Devez-vous rapidement engager des travaux de rénovation énergétique ? Avec les contraintes prévues dans la prochaine loi énergie et climat, nombre de propriétaires, bailleurs comme occupants, vont devoir se pencher sur la performance énergétique de leur logement. Mais, d’ici l’entrée en vigueur du texte, le gouvernement prévoit de lancer sa réforme du crédit d’impôt transition énergétique (Cite), promise de longue date. Et celle-ci risque de sérieusement rebattre les cartes… L’exécutif, qui s’est fixé le cap de 500.000 logements rénovés par an, a en effet annoncé vouloir recentrer le dispositif sur les ménages “qui en ont le plus besoin”. Comprendre : les ménages les plus modestes, qui ne se saisissent que très peu du Cite dans son format actuel, car ils peinent à assumer l’avance des travaux, qui ne leur est remboursée qu’un an plus tard, via la déclaration de revenus.
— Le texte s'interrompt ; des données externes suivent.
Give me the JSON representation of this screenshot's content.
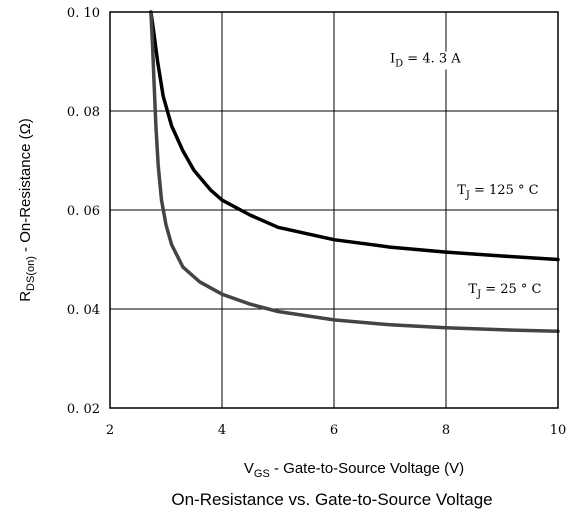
{
  "chart_data": {
    "type": "line",
    "title": "On-Resistance vs. Gate-to-Source Voltage",
    "xlabel": {
      "main": "V",
      "sub": "GS",
      "rest": " - Gate-to-Source Voltage (V)"
    },
    "ylabel": {
      "main": "R",
      "sub": "DS(on)",
      "rest": " - On-Resistance (Ω)"
    },
    "xlim": [
      2,
      10
    ],
    "ylim": [
      0.02,
      0.1
    ],
    "xticks": [
      2,
      4,
      6,
      8,
      10
    ],
    "xtick_labels": [
      "2",
      "4",
      "6",
      "8",
      "10"
    ],
    "yticks": [
      0.02,
      0.04,
      0.06,
      0.08,
      0.1
    ],
    "ytick_labels": [
      "0. 02",
      "0. 04",
      "0. 06",
      "0. 08",
      "0. 10"
    ],
    "grid": true,
    "series": [
      {
        "name": "T_J = 125 ° C",
        "color": "#000000",
        "x": [
          2.73,
          2.78,
          2.85,
          2.95,
          3.1,
          3.3,
          3.5,
          3.8,
          4.0,
          4.5,
          5.0,
          6.0,
          7.0,
          8.0,
          9.0,
          10.0
        ],
        "y": [
          0.1,
          0.096,
          0.09,
          0.083,
          0.077,
          0.072,
          0.068,
          0.064,
          0.062,
          0.059,
          0.0565,
          0.054,
          0.0525,
          0.0515,
          0.0507,
          0.05
        ]
      },
      {
        "name": "T_J = 25 ° C",
        "color": "#444444",
        "x": [
          2.73,
          2.76,
          2.79,
          2.82,
          2.86,
          2.92,
          3.0,
          3.1,
          3.3,
          3.6,
          4.0,
          4.5,
          5.0,
          6.0,
          7.0,
          8.0,
          9.0,
          10.0
        ],
        "y": [
          0.1,
          0.093,
          0.085,
          0.077,
          0.069,
          0.062,
          0.057,
          0.053,
          0.0485,
          0.0455,
          0.043,
          0.041,
          0.0395,
          0.0378,
          0.0368,
          0.0362,
          0.0358,
          0.0355
        ]
      }
    ],
    "annotations": [
      {
        "text": "ID = 4.3 A",
        "main": "I",
        "sub": "D",
        "rest": " = 4. 3 A",
        "x": 7.0,
        "y": 0.0898
      },
      {
        "text": "T_J = 125 ° C",
        "main": "T",
        "sub": "J",
        "rest": " = 125  °  C",
        "x": 8.2,
        "y": 0.0632
      },
      {
        "text": "T_J = 25 ° C",
        "main": "T",
        "sub": "J",
        "rest": " = 25  °  C",
        "x": 8.4,
        "y": 0.0432
      }
    ]
  }
}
À compter de janvier prochain, l’avantage fiscal sera donc progressivement remplacé par une prime forfaitaire, qui sera versée au moment de la réalisation des travaux. Le forfait sera alors dimensionné selon la performance énergétique des gestes effectués et différencié en fonction des ressources des ménages. Le nouveau barème intègre quatre échelons de revenus : les ménages très modestes et modestes (selon la définition de l’Anah, l’Agence nationale de l’habitat), les ménages faisant partie des déciles de revenus 5 à 8 et les ménages appartenant aux déciles de revenus 9 et 10.